Well, I have a different opinion about the near future, and likely the recent past, but am glad to see that you are open minded about the state of the science. I do wish the IPCC would consider what the sun is up to in all this, but that is not in their interests perhaps. Instead its dire prediction after dire prediction, the anticipated dates of some of them are now past, yet those failures don't get much air time. There were 4 hurricanes on year that came into the East Coast of the US. These were blamed on global warming with dire predictions of more more more. Instead hurricanes are now very few. Fifty million climate refugees, polar bears the habitat of which they know nothing, endless freakin drama that is not science but hysteria, why? I hope that soon things make the hard turn to cold just so the can get their drama right, because cold is worse. Don't know how they are going to blame it on humanity but they will find a way. They shifted gears from global warming to climate change fairly flawlessly and are trying to bury the "pause" in the deep oceans, so one must give credit where its due. Still if the cold that I anticipate occurs, I'm sure it will somehow be our fault.
Anyway I better give it a rest.
The IPCC report is not a hysterical document. It has low confidence in predictions about what will happen with regard to hurricanes and other storm systems, and in general it actually seems more likely that they'll become less frequent (but more severe when they do happen). Sea level rise by 2100 is predicted to be less than a meter even under high-emissions scenarios. It does state that shifting precipitation patterns causing droughts, more heat waves and fires, and sea level rise are likely to cause stress on human society and on ecosystems, but there's nothing apocalyptic about it at all. The most dire things you hear are generally from activists, not scientists, although there are a few like James Hanson who cross that line.
It actually has been considered that solar activity might be entering a minimum, and climatologists have looked at what would happen if solar output were to decline to the same levels it was at during the
Maunder Minimum of 1645-1715, where sunspots virtually disappeared and the worst part of the Little Ice Age occurred.

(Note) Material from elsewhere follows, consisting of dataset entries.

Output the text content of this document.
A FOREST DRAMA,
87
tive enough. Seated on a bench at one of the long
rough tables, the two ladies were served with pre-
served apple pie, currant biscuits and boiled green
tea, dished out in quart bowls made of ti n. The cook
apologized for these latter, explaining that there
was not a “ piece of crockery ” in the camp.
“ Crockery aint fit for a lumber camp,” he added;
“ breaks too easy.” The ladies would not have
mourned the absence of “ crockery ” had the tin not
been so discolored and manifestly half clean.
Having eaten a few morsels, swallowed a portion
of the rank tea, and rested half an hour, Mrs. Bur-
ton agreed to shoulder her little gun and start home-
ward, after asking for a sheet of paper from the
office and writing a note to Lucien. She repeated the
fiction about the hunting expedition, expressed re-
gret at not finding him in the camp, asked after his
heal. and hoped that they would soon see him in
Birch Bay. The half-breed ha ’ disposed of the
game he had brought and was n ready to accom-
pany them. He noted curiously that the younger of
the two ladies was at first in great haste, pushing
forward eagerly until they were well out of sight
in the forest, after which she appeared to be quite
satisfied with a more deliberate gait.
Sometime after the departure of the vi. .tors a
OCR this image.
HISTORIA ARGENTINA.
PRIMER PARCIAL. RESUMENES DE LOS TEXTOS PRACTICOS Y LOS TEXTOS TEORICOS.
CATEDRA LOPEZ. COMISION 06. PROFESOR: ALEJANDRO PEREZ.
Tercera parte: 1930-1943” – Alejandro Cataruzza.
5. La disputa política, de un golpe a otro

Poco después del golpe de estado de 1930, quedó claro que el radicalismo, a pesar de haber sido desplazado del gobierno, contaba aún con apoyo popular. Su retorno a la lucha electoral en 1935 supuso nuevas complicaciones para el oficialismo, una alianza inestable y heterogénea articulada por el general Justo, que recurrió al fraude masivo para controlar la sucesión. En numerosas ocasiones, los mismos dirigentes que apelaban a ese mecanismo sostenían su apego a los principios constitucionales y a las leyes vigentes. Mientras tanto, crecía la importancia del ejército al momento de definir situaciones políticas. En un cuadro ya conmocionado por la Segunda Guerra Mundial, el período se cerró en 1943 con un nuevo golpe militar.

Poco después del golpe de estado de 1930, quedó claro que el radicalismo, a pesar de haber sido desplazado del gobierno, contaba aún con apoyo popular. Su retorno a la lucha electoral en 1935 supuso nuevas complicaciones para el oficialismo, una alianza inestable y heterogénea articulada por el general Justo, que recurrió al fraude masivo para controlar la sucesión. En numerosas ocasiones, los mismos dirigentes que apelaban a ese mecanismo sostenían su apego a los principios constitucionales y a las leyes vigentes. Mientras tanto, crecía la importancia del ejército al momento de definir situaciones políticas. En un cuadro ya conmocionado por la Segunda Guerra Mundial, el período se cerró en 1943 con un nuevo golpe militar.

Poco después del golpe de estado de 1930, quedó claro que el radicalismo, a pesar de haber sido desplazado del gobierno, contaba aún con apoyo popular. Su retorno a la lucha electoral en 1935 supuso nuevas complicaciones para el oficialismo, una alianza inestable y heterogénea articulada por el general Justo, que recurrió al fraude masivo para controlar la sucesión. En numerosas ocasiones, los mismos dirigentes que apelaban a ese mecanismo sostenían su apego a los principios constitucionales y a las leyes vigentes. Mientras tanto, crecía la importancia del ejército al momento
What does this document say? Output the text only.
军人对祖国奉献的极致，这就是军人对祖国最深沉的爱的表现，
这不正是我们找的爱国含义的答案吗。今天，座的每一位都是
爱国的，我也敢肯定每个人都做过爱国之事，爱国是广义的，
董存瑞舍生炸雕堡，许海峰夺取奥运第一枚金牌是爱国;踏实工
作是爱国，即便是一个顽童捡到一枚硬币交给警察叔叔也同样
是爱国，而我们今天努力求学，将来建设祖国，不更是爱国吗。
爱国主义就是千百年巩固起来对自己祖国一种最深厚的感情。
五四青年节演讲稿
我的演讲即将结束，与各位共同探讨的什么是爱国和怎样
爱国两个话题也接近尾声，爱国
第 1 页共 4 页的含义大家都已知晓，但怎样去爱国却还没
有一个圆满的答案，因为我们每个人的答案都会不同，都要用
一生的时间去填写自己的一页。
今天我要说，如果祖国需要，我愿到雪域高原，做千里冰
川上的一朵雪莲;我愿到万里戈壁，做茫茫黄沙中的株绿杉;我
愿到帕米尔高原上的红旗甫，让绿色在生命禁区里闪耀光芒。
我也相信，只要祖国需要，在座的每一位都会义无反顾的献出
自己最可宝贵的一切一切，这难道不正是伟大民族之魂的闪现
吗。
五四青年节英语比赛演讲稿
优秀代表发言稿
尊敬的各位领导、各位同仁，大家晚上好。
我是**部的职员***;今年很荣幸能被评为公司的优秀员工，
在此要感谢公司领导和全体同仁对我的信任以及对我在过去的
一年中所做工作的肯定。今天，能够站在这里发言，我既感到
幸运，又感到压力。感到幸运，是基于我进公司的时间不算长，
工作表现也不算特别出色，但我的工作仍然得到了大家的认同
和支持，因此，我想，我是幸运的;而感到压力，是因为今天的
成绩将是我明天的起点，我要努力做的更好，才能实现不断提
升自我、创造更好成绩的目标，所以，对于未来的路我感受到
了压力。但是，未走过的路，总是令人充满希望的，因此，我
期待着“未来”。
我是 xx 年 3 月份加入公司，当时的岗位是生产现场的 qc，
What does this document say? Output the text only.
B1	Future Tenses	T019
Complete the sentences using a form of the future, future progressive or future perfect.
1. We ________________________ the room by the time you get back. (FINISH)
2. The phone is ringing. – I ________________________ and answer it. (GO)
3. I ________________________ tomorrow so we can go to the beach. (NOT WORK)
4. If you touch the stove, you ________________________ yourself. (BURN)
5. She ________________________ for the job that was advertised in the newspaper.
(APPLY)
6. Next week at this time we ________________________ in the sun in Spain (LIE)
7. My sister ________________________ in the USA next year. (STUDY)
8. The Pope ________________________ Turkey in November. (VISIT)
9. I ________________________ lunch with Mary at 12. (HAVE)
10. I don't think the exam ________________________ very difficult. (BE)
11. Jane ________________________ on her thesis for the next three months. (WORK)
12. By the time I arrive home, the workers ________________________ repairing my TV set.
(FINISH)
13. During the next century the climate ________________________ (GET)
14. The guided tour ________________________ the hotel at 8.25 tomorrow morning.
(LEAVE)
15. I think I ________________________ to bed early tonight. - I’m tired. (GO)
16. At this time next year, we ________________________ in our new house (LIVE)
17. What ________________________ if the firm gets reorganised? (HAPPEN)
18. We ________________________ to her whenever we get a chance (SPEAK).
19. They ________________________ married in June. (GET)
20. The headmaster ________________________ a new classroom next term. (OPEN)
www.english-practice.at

This paper simulates exactly this and finds that the effect would be a reduction in global temperatures of no more than 0.3 C, and most likely substantially less. This is approximately a tenth of what is expected to happen with a doubling of CO2. Other sources I found seem to agree as well.
There are other reasons to believe this. Here's a figure from the IPCC report, which I'll explain below:
What it's saying is that a bunch of reconstructions have been made based on data ranging from sunspots to radioactive isotopes produced by cosmic rays. All of the reconstructions have shown the total amount of solar radiation that reaches the sunlit side of the Earth (the solar constant or Total Solar Irradiance (TSI)) has varied by about 1.8 W/m^2 between the Maunder minimum and the largest recorded activity maximum around 1950.
There’s a wrinkle I’ll explain here. This ~1361 W/m^2 gets spread over the Earth's surface, including the dark half, and not as much reaches the poles as the equator; the effect is that the average over the whole surface of the Earth is ¼ of the amount at the equator on the sunlit side (which is what the TSI really is). Then 29% reflects back to space. So the amount of energy actually absorbed is 1361*0.71/4 = 242 W/m^2, and the variation since the Little Ice Age is 1.8*0.71/4 = 0.32 W/m^2. That’s from the modern maximum to the Maunder Minimum; at the moment we’re in between the two, so if we suddenly lost 0.32 W/m^2 we would be getting even less energy than during the Little Ice Age.
The amount of extra heat trapped by the amount of CO2 we have emitted so far is known fairly well; the IPCC estimates it as 1.68 W/m^2, with a range of 1.33 to 2.03. That’s not based on any projections; it’s true at the present time. As you can see, this dwarfs the 0.32 W/m^2 reduction we could expect if the sun suddenly shifted to a grand minimum of solar activity worse than in the Little Ice Age. Even if your prediction that we’re about to enter a severe solar minimum comes true, we’re still going to warm, just a little bit more slowly.